Yesterday, Estonian parliament decided to support third financial package to support Greece set to total €85.5bn.
Facing the parliamentarians, finance minister Sven Sester was busy explaining the issues, underlying that money was being given against reforms only.
«To get the money, reforms must be enacted,» said Mr Sester, referring to like conditions having been attached to package No 2 – as the reforms ceased, money ceased to be transferred.
The initial reforms required for package three were passed by Greek parliament at the end of July. VAT rate will be levelled, a solidarity tax introduced, pension reform has been enforced, and legal system tweaked.

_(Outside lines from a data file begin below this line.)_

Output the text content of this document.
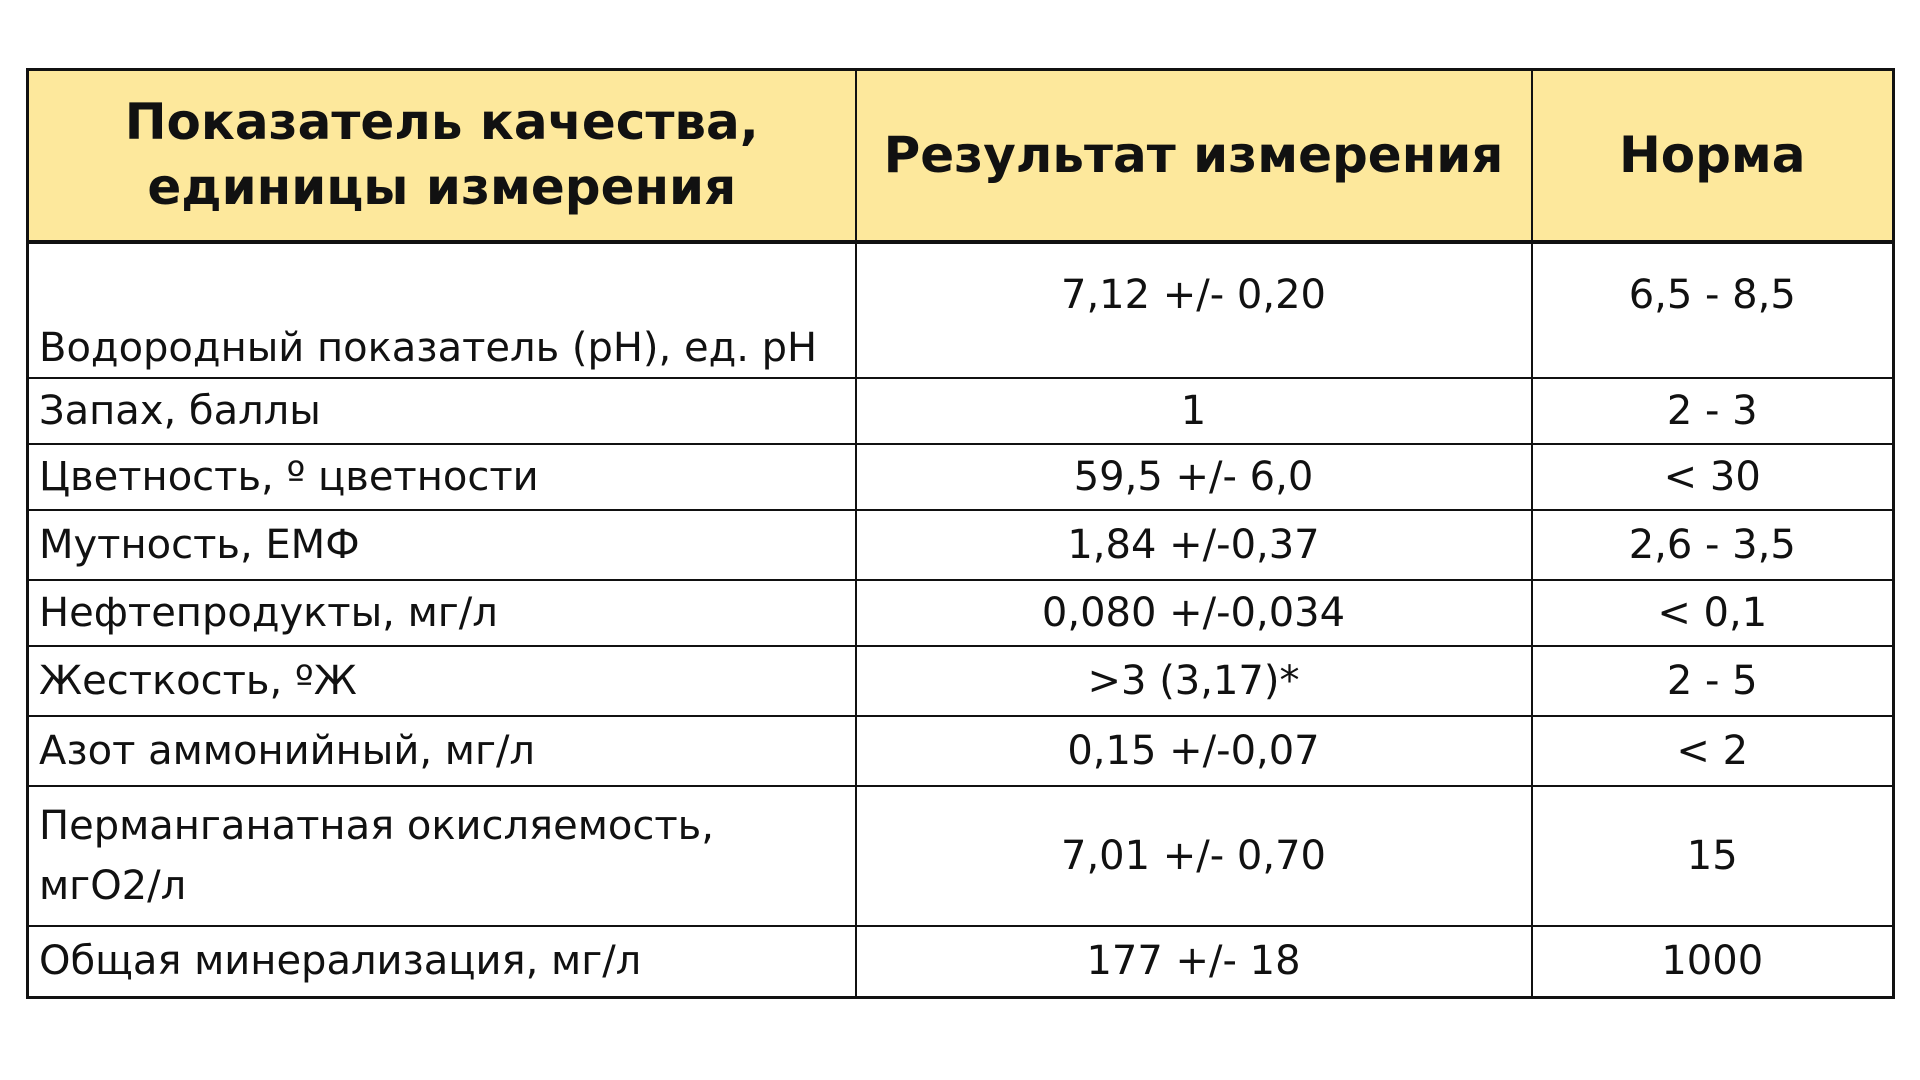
Показатель качества,
единицы измерения	Результат измерения	Норма
Водородный показатель (pH), ед. pH	7,12 +/- 0,20	6,5 - 8,5
Запах, баллы	1	2 - 3
Цветность, º цветности	59,5 +/- 6,0	< 30
Мутность, ЕМФ	1,84 +/-0,37	2,6 - 3,5
Нефтепродукты, мг/л	0,080 +/-0,034	< 0,1
Жесткость, ºЖ	>3 (3,17)*	2 - 5
Азот аммонийный, мг/л	0,15 +/-0,07	< 2

Перманганатная окисляемость,
мгО2/л	7,01 +/- 0,70	15
Общая минерализация, мг/л	177 +/- 18	1000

According to The Guardian, the third package all but ensures Early Greek elections this fall. As for the Greek news agency ANA-MPA, the government may face no-confidence as early as Friday – the day after Greece needs to pay European Central Bank €3.2bn.
Mr Sester assured the parliament that Estonia’s financial obligations would not be increased by participating in the programme as we have already transferred our payment into European Stability Mechanism (ESM). What will increase are the risks.
«Every euro paid out to invoices increases the risks,» admitted Mr Sester, stressing that writing down Greek debt is out of the question – while grace periods and cutting of interests might be discussed.
The bill passed with 50 voting yes and 37 against, with none neutral. Estonia’s Riigikogu features 101 members.